The set of metrics output by quaqc are those that I personally have found useful. If you can think of additional important ones, please create an issue on GitHub and I would be happy to implement them if it seems feasible to do so.
quaqc is meant to work with unfiltered BAMs produced by sequence
alignment tools such as bowtie2
. However, some processing
steps are recommended and/or required. These include:
samtools fixmate
so that quaqc can compute accurate mate and fragment size metrics for PE experiments (optional, though not having proper read mate data may require using the--use-nomate
flag to stop quaqc from filtering all PE reads)samtools sort
if the reads are not already coordinate sorted (required)samtools markdup
(or an equivalent command) so that quaqc can compute read duplication metrics (optional)samtools index
to generate an accompanying index file (optional; quaqc will create one if missing)

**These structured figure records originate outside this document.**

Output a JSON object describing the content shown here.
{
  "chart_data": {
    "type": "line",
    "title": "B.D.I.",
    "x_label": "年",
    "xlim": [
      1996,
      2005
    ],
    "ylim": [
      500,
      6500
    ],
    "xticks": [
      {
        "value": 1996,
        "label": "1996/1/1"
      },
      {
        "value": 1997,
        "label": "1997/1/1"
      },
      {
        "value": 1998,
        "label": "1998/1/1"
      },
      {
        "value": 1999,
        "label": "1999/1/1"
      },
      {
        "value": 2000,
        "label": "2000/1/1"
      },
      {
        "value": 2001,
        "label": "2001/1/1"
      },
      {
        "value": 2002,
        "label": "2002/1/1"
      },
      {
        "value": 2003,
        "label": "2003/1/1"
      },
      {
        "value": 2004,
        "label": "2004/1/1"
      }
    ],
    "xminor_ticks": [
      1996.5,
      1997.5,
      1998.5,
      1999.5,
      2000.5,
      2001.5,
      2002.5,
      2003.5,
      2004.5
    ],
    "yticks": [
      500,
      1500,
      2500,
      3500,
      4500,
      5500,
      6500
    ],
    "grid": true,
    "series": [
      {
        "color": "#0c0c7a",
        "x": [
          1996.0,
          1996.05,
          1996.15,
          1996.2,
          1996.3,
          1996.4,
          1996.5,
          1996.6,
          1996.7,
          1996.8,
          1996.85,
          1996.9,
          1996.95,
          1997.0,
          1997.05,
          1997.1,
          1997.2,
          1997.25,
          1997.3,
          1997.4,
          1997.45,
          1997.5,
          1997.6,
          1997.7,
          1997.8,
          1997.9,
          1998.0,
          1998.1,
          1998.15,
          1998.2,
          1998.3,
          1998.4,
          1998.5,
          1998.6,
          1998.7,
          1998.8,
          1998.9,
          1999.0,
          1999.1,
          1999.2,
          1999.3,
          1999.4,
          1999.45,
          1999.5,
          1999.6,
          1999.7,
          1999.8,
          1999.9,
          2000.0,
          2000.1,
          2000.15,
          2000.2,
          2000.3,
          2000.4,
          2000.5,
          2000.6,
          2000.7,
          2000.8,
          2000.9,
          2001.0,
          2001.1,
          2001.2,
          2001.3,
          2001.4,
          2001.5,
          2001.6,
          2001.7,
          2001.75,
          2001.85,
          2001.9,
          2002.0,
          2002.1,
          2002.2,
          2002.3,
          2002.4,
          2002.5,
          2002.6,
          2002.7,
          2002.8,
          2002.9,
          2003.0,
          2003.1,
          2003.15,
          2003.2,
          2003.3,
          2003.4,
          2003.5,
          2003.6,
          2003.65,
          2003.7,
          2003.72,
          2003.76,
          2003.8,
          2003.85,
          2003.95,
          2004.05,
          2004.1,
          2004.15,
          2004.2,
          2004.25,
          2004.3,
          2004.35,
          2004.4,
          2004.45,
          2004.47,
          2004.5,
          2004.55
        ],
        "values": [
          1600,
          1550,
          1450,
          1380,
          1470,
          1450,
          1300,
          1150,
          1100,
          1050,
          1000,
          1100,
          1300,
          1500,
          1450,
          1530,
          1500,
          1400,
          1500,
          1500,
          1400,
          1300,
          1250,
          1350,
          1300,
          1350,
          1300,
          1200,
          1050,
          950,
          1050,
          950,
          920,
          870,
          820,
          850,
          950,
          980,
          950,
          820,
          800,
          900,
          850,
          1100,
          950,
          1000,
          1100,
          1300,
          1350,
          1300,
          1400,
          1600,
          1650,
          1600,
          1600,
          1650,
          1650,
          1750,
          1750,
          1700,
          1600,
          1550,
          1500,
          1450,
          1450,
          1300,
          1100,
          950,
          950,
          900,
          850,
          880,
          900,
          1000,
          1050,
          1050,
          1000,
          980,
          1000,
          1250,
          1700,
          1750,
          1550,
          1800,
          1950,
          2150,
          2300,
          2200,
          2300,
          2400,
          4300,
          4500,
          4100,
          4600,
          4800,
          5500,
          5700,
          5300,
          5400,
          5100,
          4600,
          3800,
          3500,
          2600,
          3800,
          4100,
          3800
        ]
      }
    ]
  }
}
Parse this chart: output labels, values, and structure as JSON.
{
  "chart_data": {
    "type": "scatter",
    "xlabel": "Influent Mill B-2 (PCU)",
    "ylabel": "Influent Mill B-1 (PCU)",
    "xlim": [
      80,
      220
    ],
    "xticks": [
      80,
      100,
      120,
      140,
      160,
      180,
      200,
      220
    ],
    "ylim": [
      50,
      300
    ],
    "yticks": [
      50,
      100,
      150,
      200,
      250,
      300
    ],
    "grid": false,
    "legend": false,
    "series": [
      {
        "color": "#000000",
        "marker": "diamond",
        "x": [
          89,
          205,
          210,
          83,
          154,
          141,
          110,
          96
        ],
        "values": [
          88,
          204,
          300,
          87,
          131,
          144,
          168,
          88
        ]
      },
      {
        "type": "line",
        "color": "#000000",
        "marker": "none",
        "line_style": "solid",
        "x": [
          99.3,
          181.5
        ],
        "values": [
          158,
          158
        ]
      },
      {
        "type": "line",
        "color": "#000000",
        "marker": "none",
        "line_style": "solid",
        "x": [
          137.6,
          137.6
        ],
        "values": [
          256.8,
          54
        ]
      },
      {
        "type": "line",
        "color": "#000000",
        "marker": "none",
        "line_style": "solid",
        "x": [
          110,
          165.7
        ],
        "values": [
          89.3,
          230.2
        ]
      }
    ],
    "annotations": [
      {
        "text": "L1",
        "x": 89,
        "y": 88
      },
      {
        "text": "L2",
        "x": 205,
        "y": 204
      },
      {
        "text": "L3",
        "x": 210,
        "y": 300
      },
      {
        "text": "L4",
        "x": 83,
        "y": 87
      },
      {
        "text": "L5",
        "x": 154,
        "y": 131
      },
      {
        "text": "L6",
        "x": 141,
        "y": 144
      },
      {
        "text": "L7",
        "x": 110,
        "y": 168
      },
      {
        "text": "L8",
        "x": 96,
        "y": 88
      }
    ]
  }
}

My personal recommendation is to run all of these commands simultaneously during sequence alignment. For example:
[bowtie2/etc ... ] \
| samtools fixmate -m -u - - \
| samtools sort -u - \
| samtools markdup --write-index - file.bam
This requires a sequence aligner which can output its results to stdout
,
as well as being grouped by read name. For further information check out
this article.
quaqc only works with indexed BAMs, though actually indexing them before using quaqc is optional. If no index can be found then quaqc will attempt to create the index.
As far as I can tell CRAM files work fine as well, as long as the reference is available locally. See the notes in the installation instructions about compiling quaqc with libcurl if you need to work with CRAMs depending on remote references.
Some quick testing shows that quaqc seems to work with DNA-seq long read BAMs too. However if you try it out and see obvious errors in the output, please open an issue and I will do my best to fix the problem. Overall this is probably the wrong tool to use to run QC on long reads. Keep in mind quaqc will not properly handle supplementary alignments.
I have not tested quaqc with BAMs containing spliced reads (e.g. RNA-seq), but I expect most of the statistics (such as alignment and fragment lengths) would be incorrectly calculated. Even the number of reads may be wrongly counted, since quaqc is not set up to properly handle supplementary alignments.